This would be our first attempt at a keeping a cow, so we would have a lot ot learn but I have always dreamed of having buckets of creamy milk and making cheese, butter, yoghurt, ice cream and raw MILK!!!! He says she is halter broke and comes to the fence for treats but has not been on a stand yet. 

She sure is pretty but I don't want to get a cow that I am going to have trouble with (bred to young, not trained, don't know about much about her background). Do you think it would be manageable or am I asking for trouble?

Thanks for the opinions!


----------



## jhm47 (Apr 6, 2013)

If the owner got her from a dairy farm, it's possible/likely that she may be a freemarten, and unable to breed.  Assuming that she may have been bred at 12 months (September 2012), she would be about 7 months pregnant, and should be showing up quite a bit (udder development, swollen abdomen, etc.).  

If she's a freemarten, a vet could quickly determine it, and if she's bred, the vet could also figure that out and give you a fairly accurate date that she would calf.  I'd definitely make sure that she was checked out before spending $800 on a heifer that won't breed.  If you want to send me a plane ticket, I'll be glad to come and check her out for you.  LOL!  Good luck!


----------



## GLENMAR (Apr 6, 2013)

Good advice. I would have a vet check her out before spending the money.


----------



## woodsie (Apr 6, 2013)

Yes I asked about vet checking her....the only problem is the closest vet is about 2 hours away and Im not sure if they do house calls. The heifer is about 2.5 hours away from me and I would make the trip to see her but I am not sure the vet will...the plane ticket might be cheaper than having the vet come out jhm47! lol!
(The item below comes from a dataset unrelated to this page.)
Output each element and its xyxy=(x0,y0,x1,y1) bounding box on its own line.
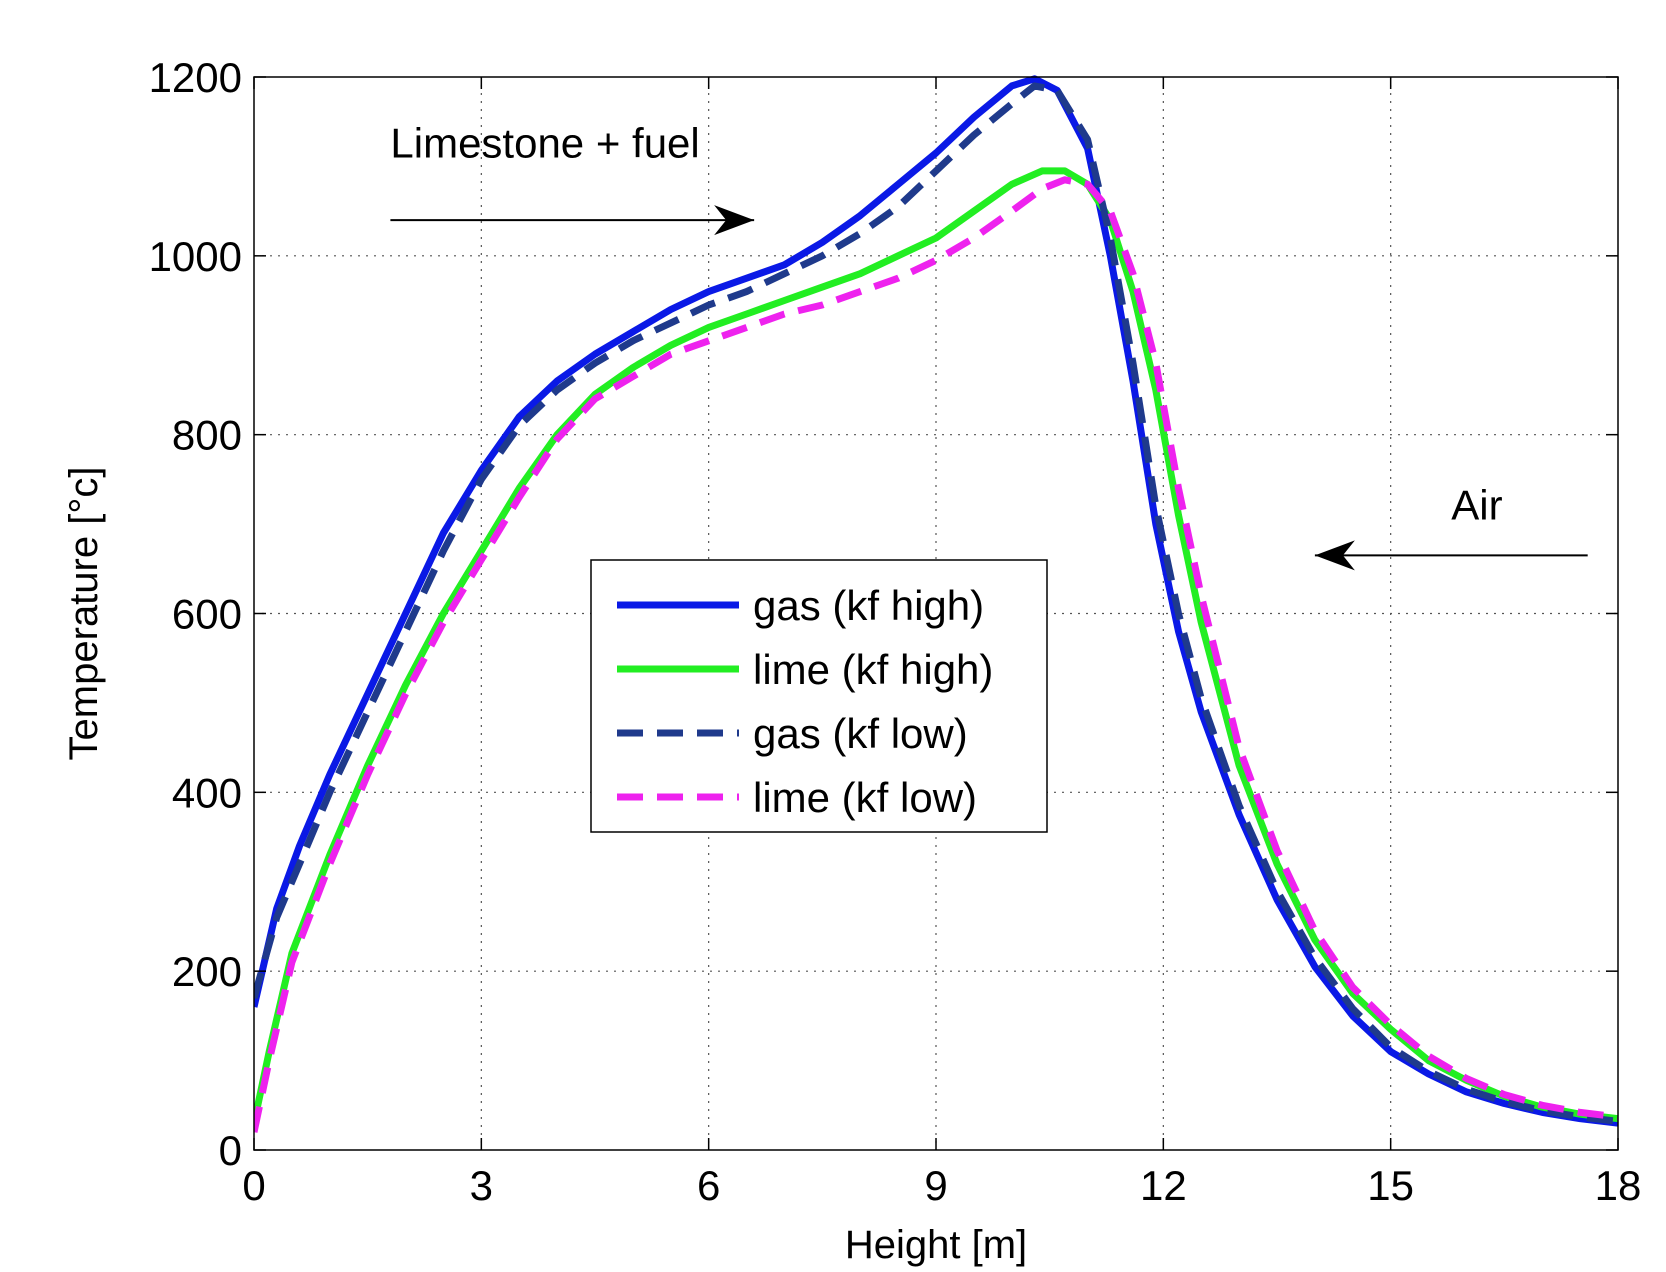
series-line-1 xyxy=(254,75,1618,1127)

He said she seems to be filling out but he's no expert, he also didn't seem to know anything about the signs of cycling and wasn't watching. He assumed she was as the bull was not showing any particular interest...he didn't see her getting bred.

She from a local farm, but not a dairy (sorry for not being clear) and since he got her when she was 9 or 10 months old, I would think that would be too early for someone to cull because she's not getting pregnant? 

Maybe I'll get him to take pics of her udder and see how it looks, any swelling. Also it looks like she has horns...is this a real problem? I was disbudding my goats because they were at eye level with the kids but horns on a docile cow don't seem to be a problem or am I asking for problems?

Thanks, I am so new to this, I really appreciate the help!


----------



## jhm47 (Apr 6, 2013)

If she was 9 - 10 months old when he got her, she definitely should be bred after being with a bull for this long.  If not---either she or the bull is infertile.  How old is the bull?  

As to horns---Get rid of them.  The most docile cow is 5X more dangerous with horns.  Cattle have enormous strength, and she could injure you or someone else seriously just by accident.  I have witnessed several "accidental" injuries from horns.  Even with my many years of experience with cattle, I will never allow horns on any of my animals.  I liken horns to not wearing a seatbelt, or possibly playing with dynamite.


----------